Drugi wynik w ubiegłym miesiącu należał do Latour a Pomerol 2006, którego cena wzrosła o 21,5 proc, a którego produkowane jest co roku zaledwie 3 tys. skrzynek. Nieznacznie słabszy wynik zanotowało Cos dEstournel 2008, które zdrożało 19 proc. Nazwę zawdzięcza swojemu właścicielowi z początku XIX w. Louisowi Gaspard dEstournel i ukształtowaniu winnicy. „Cos” znaczy bowiem tyle co wzgórze kamyków. Na tym właśnie wzniesieniu wytwarzane jest winno, które cieszy się niezmienną popularnością, a przez to jego cena niezależnie od rocznika szybko rośnie. W marcu rocznik 2006 zdrożał o 20,53 procent, a w lutym o 25 proc. wzrosła natomiast cena rocznika 2007.
Duże tempo wzrostu cen widać również wśród win kupionych w zeszłorocznej kampanii En Primeur, przeprowadzonej przez Wealth Solutions. W jej tracie oferowane były wina z rocznika 2009, które jeszcze przez ponad rok będę leżakować w beczkach. Od końca czerwca 2010 r. do obecnej chwili Petit Mouton zdrożało o ponad 100 proc. cena Forts de Latour oraz Duhart Milon wzrosła o 56 proc. O kilka procent gorszy wynik uzyskało zaś Carruades de Lafite, wino ze słynnego Chateau Lafite, które cieszy się niezmiennym powodzeniem u Chińczyków.

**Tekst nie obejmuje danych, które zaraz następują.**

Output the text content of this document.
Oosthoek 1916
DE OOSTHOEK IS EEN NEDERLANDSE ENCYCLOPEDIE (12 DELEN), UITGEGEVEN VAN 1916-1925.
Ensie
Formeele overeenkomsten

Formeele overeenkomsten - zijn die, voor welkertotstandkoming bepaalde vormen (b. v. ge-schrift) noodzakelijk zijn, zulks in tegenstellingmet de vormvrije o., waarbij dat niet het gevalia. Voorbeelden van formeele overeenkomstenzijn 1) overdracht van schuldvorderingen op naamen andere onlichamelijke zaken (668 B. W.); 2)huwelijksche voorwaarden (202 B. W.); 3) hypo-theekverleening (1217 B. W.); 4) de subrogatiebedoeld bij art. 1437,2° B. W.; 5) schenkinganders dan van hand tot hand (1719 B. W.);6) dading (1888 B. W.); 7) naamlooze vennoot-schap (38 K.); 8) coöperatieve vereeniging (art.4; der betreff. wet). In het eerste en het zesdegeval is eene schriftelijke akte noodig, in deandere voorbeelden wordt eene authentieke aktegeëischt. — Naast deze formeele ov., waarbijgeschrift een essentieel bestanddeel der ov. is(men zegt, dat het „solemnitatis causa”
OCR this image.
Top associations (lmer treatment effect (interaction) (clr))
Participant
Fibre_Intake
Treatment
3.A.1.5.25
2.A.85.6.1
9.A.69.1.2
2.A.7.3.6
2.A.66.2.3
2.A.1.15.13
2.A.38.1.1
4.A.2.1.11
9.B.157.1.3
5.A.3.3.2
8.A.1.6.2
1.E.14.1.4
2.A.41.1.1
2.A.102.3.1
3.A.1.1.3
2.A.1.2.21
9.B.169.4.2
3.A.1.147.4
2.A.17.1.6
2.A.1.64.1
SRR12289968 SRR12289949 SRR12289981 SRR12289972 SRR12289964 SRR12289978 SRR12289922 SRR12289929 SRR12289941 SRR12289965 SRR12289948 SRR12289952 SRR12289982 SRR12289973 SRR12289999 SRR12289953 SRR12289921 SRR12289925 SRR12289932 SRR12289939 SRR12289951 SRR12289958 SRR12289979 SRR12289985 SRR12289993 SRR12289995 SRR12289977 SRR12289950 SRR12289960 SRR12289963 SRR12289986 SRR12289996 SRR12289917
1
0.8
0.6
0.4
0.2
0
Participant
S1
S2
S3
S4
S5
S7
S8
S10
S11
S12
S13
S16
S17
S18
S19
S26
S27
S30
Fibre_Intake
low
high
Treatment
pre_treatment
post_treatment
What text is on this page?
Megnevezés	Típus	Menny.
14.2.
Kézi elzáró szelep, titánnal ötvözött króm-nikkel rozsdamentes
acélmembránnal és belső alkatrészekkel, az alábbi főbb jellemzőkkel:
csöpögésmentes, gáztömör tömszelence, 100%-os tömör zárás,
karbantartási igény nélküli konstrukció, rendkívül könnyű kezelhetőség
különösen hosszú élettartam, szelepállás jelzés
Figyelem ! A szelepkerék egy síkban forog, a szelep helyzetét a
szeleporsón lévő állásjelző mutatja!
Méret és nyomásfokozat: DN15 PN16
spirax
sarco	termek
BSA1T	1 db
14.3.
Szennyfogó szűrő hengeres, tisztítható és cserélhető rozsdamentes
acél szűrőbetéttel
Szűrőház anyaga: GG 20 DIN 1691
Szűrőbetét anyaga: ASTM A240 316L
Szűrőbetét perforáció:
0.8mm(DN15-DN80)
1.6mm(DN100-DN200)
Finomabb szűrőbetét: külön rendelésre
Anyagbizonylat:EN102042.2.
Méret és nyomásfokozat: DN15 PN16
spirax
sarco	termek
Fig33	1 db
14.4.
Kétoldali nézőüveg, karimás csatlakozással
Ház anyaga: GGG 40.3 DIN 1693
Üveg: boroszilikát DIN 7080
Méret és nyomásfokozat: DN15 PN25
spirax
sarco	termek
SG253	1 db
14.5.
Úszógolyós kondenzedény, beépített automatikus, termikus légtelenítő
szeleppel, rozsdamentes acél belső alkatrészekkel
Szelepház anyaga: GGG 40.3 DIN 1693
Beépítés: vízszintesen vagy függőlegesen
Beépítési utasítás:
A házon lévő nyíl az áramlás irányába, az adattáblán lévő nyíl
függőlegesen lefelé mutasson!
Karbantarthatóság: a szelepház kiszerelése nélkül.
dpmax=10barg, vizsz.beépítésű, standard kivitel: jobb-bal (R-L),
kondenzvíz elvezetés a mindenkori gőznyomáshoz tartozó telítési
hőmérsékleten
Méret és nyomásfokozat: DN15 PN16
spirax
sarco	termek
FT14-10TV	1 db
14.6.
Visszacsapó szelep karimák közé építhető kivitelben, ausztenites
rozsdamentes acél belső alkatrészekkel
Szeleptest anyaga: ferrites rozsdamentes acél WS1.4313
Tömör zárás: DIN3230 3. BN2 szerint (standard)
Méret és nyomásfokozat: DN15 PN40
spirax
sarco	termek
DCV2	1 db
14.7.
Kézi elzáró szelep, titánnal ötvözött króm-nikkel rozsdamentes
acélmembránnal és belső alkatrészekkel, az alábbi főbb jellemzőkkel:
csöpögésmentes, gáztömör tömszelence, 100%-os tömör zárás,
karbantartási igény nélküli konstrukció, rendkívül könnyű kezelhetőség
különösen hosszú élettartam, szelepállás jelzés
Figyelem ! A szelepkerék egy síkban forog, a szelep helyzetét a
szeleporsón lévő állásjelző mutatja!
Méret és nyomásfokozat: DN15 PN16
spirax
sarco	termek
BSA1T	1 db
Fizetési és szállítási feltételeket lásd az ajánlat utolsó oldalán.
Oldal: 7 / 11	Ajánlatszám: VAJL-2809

– Wyniki z kwietnia stanowią dowód na to, że duże zyski mogą przynieść różne bordoskie trunki. Czołówka jeśli chodzi o wyniki dosyć często się zmienia. Do skonstruowania naprawdę dobrego portfela potrzebna jest więc szeroka wiedza i umiejętność wychwytywania trendów na rynku – mówi Krzysztof Maruszewski, członek zarządu Wealth Solutions zarządzający portfelem win o wartości 33,5 mln zł.